PeaTMOSS: Mining Pre-Trained Models in Open-Source Software (MSR 2024)

PeaTMOSS: Mining Pre-Trained Models in Open-Source Software (MSR 2024)#

This paper was led by Wenxin Jiang (Purdue University, working with James C. Davis). I am one of the key leaders of this research project and contributed to its design and analysis. The work appeared at MSR 2024 (International Conference on Mining Software Repositories).

Abstract / Summary#

PeaTMOSS is a dataset that links pre-trained models on Hugging Face to the open-source GitHub projects that use them. We built this dataset to enable researchers to study the pre-trained model supply chain at scale — tracing how models flow from registries into downstream software. The paper presents the dataset and an initial analysis of reuse patterns, licensing, and provenance across the ecosystem.

Background#

Mining software repositories is a well-established method for understanding how software evolves and how developers work. But the rise of pre-trained models as reusable artifacts has created a new kind of dependency that existing tools do not capture. A project on GitHub may depend on dozens of PTMs without any formal dependency declaration — the model is just downloaded at runtime from Hugging Face. PeaTMOSS is designed to make those invisible dependencies visible.

Key Contributions#

A large-scale dataset linking Hugging Face model cards to downstream open-source repositories on GitHub.
Tooling to discover PTM usage in source code, configuration files, and scripts.
An initial analysis of reuse concentration, license compatibility, and provenance completeness.
A publicly available resource for the research community studying AI software ecosystems.

Findings#

PTM reuse is heavily concentrated: a small number of models accounts for the large majority of downstream usage, while most models are rarely or never used outside of their original context. License information is frequently missing or incompatible with downstream project licenses — a practical risk that developers are largely unaware of.

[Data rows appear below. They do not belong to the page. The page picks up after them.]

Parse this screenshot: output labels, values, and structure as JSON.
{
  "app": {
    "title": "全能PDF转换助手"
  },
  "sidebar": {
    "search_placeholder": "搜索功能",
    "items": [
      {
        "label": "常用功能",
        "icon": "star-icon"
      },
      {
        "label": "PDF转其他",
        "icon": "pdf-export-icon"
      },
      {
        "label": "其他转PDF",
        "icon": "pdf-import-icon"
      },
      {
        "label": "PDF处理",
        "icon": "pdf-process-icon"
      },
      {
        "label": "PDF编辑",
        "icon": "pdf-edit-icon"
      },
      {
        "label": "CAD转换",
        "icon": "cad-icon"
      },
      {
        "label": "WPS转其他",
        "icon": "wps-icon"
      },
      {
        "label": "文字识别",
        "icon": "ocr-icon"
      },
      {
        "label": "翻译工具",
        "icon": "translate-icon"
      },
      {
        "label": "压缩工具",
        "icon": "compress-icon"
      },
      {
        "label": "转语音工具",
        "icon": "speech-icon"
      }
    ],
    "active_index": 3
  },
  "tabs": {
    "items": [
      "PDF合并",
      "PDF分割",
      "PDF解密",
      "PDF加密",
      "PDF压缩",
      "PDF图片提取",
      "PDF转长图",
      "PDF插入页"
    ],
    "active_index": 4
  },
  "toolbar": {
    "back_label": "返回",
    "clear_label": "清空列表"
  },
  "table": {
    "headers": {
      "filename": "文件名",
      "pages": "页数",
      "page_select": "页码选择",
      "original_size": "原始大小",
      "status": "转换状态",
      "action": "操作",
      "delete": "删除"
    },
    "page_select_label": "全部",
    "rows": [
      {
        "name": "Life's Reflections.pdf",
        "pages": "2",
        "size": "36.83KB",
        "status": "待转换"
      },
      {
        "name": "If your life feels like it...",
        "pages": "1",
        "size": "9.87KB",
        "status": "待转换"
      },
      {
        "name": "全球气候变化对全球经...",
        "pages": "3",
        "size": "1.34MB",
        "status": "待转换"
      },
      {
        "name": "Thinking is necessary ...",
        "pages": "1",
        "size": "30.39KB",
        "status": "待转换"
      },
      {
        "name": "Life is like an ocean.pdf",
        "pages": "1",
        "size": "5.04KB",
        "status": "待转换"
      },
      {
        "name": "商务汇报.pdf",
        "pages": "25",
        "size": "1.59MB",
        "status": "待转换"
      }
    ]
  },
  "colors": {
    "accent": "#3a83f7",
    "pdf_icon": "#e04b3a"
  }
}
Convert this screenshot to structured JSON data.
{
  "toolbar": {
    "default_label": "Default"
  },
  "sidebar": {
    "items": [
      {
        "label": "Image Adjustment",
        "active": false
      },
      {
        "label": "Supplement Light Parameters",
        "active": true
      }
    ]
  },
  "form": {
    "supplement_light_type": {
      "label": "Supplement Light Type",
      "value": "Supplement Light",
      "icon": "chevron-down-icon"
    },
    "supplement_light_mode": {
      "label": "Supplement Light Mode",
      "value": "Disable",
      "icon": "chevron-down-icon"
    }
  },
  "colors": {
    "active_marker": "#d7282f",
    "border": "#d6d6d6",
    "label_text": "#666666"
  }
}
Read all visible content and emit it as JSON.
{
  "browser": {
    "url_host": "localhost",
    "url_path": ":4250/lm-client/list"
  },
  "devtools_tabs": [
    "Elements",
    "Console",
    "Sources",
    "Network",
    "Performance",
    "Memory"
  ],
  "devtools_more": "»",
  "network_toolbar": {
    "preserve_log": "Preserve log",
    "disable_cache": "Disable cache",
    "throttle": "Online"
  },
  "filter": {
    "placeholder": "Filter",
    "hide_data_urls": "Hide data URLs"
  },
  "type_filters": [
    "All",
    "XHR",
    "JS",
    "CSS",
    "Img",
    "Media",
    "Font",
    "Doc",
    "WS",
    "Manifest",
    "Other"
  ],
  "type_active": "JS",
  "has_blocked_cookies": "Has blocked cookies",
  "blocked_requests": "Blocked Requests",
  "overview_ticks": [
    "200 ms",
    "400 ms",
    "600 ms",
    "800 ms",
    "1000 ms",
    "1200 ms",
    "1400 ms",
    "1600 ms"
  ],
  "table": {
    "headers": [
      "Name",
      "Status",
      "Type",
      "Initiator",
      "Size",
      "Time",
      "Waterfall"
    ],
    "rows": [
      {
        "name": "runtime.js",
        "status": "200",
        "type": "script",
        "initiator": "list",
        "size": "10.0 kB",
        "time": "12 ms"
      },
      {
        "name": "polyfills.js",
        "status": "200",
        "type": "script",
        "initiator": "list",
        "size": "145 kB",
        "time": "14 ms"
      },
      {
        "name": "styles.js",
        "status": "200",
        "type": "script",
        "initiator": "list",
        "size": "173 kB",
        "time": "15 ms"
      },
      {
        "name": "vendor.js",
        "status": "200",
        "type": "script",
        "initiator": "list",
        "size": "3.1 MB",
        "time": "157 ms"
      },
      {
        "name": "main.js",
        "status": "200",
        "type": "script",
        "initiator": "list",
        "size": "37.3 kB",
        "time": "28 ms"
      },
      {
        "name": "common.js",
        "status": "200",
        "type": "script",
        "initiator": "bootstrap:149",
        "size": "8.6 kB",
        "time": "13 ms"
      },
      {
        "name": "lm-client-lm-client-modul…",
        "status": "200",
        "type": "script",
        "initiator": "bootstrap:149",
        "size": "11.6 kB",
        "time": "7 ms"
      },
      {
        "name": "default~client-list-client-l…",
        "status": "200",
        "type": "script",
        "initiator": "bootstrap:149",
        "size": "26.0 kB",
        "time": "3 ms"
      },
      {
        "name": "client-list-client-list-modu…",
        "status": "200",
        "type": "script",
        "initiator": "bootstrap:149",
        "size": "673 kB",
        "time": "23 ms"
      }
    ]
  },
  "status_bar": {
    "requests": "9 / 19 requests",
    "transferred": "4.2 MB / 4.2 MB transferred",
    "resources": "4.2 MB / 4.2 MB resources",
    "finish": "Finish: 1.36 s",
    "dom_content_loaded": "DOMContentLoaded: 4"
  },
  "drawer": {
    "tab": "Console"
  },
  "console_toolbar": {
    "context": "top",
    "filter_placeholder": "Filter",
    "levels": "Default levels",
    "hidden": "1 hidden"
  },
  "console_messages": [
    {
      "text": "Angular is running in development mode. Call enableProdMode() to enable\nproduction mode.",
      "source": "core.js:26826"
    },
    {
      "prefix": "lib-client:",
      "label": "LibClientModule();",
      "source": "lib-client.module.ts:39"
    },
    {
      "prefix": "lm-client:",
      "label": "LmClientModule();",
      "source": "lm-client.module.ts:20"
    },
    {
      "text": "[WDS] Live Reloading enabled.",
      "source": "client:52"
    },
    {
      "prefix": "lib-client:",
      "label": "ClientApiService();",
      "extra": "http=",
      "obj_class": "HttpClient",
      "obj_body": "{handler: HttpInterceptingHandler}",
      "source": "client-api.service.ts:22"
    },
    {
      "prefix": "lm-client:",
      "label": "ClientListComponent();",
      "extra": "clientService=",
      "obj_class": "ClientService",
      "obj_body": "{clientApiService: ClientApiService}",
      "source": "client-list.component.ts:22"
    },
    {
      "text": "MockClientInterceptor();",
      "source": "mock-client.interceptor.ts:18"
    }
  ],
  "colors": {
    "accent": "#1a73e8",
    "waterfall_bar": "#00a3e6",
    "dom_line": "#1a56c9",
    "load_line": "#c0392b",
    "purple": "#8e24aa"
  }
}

Provenance (information about training data, lineage, and modifications) is sparse even for widely reused models.

Key Take-Aways#

PeaTMOSS gives researchers a concrete foundation for studying PTMs as supply chain artifacts rather than standalone tools. The immediate finding — that popular models often lack the documentation needed for responsible reuse — reinforces the need for better standards around model publishing. The dataset is open and intended to support follow-on work on licensing, security, and reproducibility in the AI ecosystem.

Citation#

Jiang, W., Yasmin, J., Jones, J., Synovic, N., Kuo, J., Bielanski, N., Tian, Y., Thiruvathukal, G. K., & Davis, J. C. (2024). PeaTMOSS: A dataset and initial analysis of pre-trained models in open-source software. Proceedings of the 21st International Conference on Mining Software Repositories (MSR). https://doi.org/10.1145/3643991.3644886

@inproceedings{jiang_peatmoss_2024,
  author    = {Jiang, Wenxin and Yasmin, Jerin and Jones, Jason and Synovic, Nicholas and Kuo, Julian and Bielanski, Nathan and Tian, Yuan and Thiruvathukal, George K. and Davis, James C.},
  title     = {{PeaTMOSS}: A dataset and initial analysis of pre-trained models in open-source software},
  booktitle = {Proceedings of the 21st International Conference on Mining Software Repositories (MSR)},
  year      = {2024},
  doi       = {10.1145/3643991.3644886},
  url       = {https://doi.org/10.1145/3643991.3644886}
}